The UN’s health agency said that while epidemiological investigations are ongoing, most reported cases so far have been presented through sexual health or other health services in primary or secondary health care facilities and have involved mainly, but not exclusively, men who have sex with men
A total of 780 laboratory-confirmed cases of monkeypox have been reported or identified since May 13 and as of June 2 from 27 countries across four WHO regions that are not endemic for the monkeypox virus, the World Health Organisation has said.
The UN’s health agency said that while epidemiological investigations are ongoing, most reported cases so far have been presented through sexual health or other health services in primary or secondary health care facilities and have involved mainly, but not exclusively, men who have sex with men (MSM).
While the West African clade of the virus has been identified from samples of cases so far, most confirmed cases with travel history reported travel to countries in Europe and North America, rather than West or Central Africa where the monkeypox virus is endemic.
“The confirmation of monkeypox in persons who have not travelled to an endemic area is atypical, and even one case of monkeypox in a non-endemic country is considered an outbreak. While most cases are not associated with travel from endemic areas, Member States are also reporting small numbers of cases in travellers from Nigeria, as has been observed before,” it said on Sunday.
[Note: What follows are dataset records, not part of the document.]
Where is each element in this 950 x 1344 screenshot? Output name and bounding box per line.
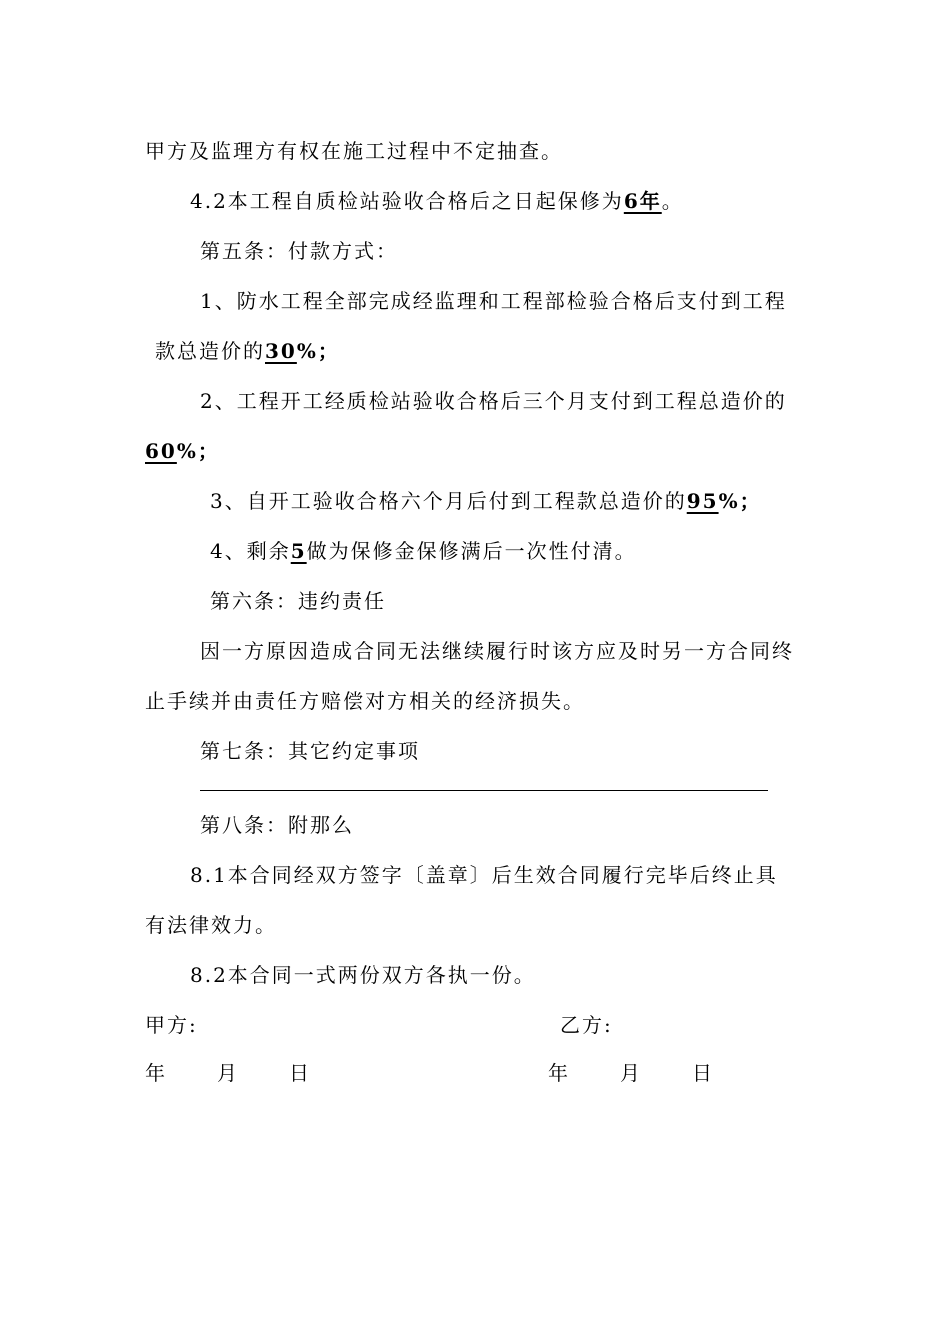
article-8-heading: 第八条：附那么 bbox=[200, 813, 354, 837]
payment-item-1-cont bbox=[155, 338, 340, 364]
percent-sign: %； bbox=[176, 439, 220, 463]
payment-item-4-rest: 做为保修金保修满后一次性付清。 bbox=[306, 539, 637, 563]
payment-percent-60: 60 bbox=[145, 439, 177, 463]
article-5-heading: 第五条：付款方式： bbox=[200, 239, 398, 263]
breach-clause-cont: 止手续并由责任方赔偿对方相关的经济损失。 bbox=[145, 689, 585, 713]
party-b-date: 年 月 日 bbox=[548, 1061, 716, 1085]
payment-item-3-text: 3、自开工验收合格六个月后付到工程款总造价的 bbox=[210, 489, 687, 513]
blank-fill-line bbox=[200, 790, 768, 791]
article-6-heading: 第六条：违约责任 bbox=[210, 589, 386, 613]
party-a-date: 年 月 日 bbox=[145, 1061, 313, 1085]
clause-8-1-cont: 有法律效力。 bbox=[145, 913, 277, 937]
payment-item-3 bbox=[210, 488, 762, 514]
payment-item-1-cont-text: 款总造价的 bbox=[155, 339, 265, 363]
payment-percent-30: 30 bbox=[265, 339, 297, 363]
para-inspection: 甲方及监理方有权在施工过程中不定抽查。 bbox=[145, 139, 563, 163]
breach-clause: 因一方原因造成合同无法继续履行时该方应及时另一方合同终 bbox=[200, 639, 794, 663]
payment-item-2: 2、工程开工经质检站验收合格后三个月支付到工程总造价的 bbox=[200, 389, 787, 413]
clause-4-2-end: 。 bbox=[661, 189, 684, 213]
payment-percent-95: 95 bbox=[686, 489, 719, 513]
clause-4-2 bbox=[190, 188, 684, 214]
percent-sign: %； bbox=[718, 489, 762, 513]
payment-item-1: 1、防水工程全部完成经监理和工程部检验合格后支付到工程 bbox=[200, 289, 787, 313]
warranty-years: 6年 bbox=[623, 189, 662, 213]
clause-8-2: 8.2本合同一式两份双方各执一份。 bbox=[190, 963, 536, 987]
payment-item-4 bbox=[210, 538, 637, 564]
payment-item-4-text: 4、剩余 bbox=[210, 539, 291, 563]
payment-item-2-cont bbox=[145, 438, 220, 464]
clause-8-1: 8.1本合同经双方签字〔盖章〕后生效合同履行完毕后终止具 bbox=[190, 863, 778, 887]
article-7-heading: 第七条：其它约定事项 bbox=[200, 739, 420, 763]
retention-percent: 5 bbox=[290, 539, 307, 563]
party-a-label: 甲方: bbox=[145, 1013, 198, 1037]
party-b-label: 乙方: bbox=[560, 1013, 613, 1037]
percent-sign: %； bbox=[296, 339, 340, 363]
clause-4-2-text: 4.2本工程自质检站验收合格后之日起保修为 bbox=[190, 189, 624, 213]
Monkeypox endemic countries are Cameroon, the Central African Republic, the Democratic Republic of the Congo, Gabon, Ghana (identified in animals only), Cote d’Ivoire, Liberia, Nigeria, the Republic of the Congo, and Sierra Leone. Benin and South Sudan have documented importations in the past. Countries currently reporting cases of the West African clade are Cameroon and Nigeria, the WHO said.
The sudden and unexpected appearance of monkeypox simultaneously in several non-endemic countries suggests that there might have been undetected transmission for some unknown duration of time followed by recent amplifier events.
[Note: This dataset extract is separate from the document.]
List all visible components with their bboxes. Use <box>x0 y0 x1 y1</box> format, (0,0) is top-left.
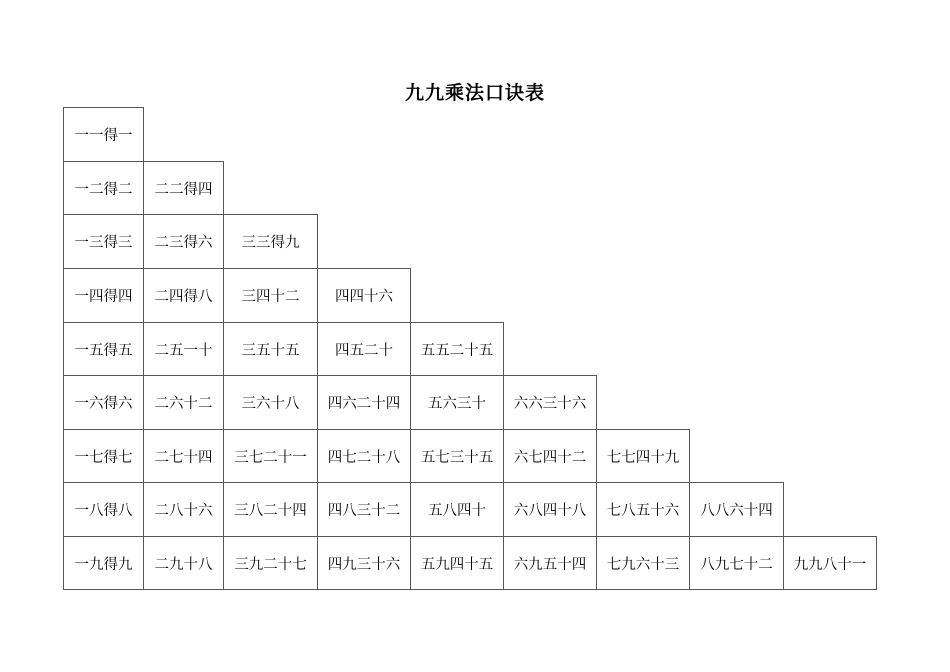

WHO assesses the risk at the global level as moderate considering this is the first time that many monkeypox cases and clusters are reported concurrently in non-endemic and endemic countries in widely disparate WHO geographical areas.
WHO said it continues to receive updates on the situation in endemic countries. As of June 2, 780 laboratory-confirmed cases have been notified to WHO under the International Health Regulations (IHR) or identified by WHO from official public sources in 27 non-endemic countries in four WHO Regions. This represents an increase of 523 laboratory-confirmed cases (+203%) since the Disease Outbreak News of 29 May, when a total of 257 cases were reported.
As of June 2, there have been no deaths associated with the current monkeypox outbreak in non-endemic countries, however, cases and deaths continue to be reported from endemic countries.
While investigations are ongoing, preliminary data from polymerase chain reaction (PCR) assays indicate that the monkeypox virus strains detected in Europe and other non-endemic areas belong to the West African clade.
The majority of cases were reported from the WHO European Region (20 Countries). Confirmed cases have also been reported from the Region of the Americas, Eastern Mediterranean Region and Western Pacific Region.
In addition to the cases reported from or identified in non-endemic countries, WHO continues to receive updates on the status of ongoing monkeypox outbreaks in endemic countries in the African region through established surveillance mechanisms (Integrated Disease Surveillance and Response). From January to June 1, 2022, 1408 suspected and 44 confirmed cases including 66 deaths were reported from seven endemic countries.
WHO said it continues to support sharing of information about this outbreak of monkeypox. Clinical and public health incident response has been activated at WHO and in many Member States to coordinate comprehensive case findings, contact tracing, laboratory investigation, clinical management, isolation, and implementation of infection and prevention and control measures.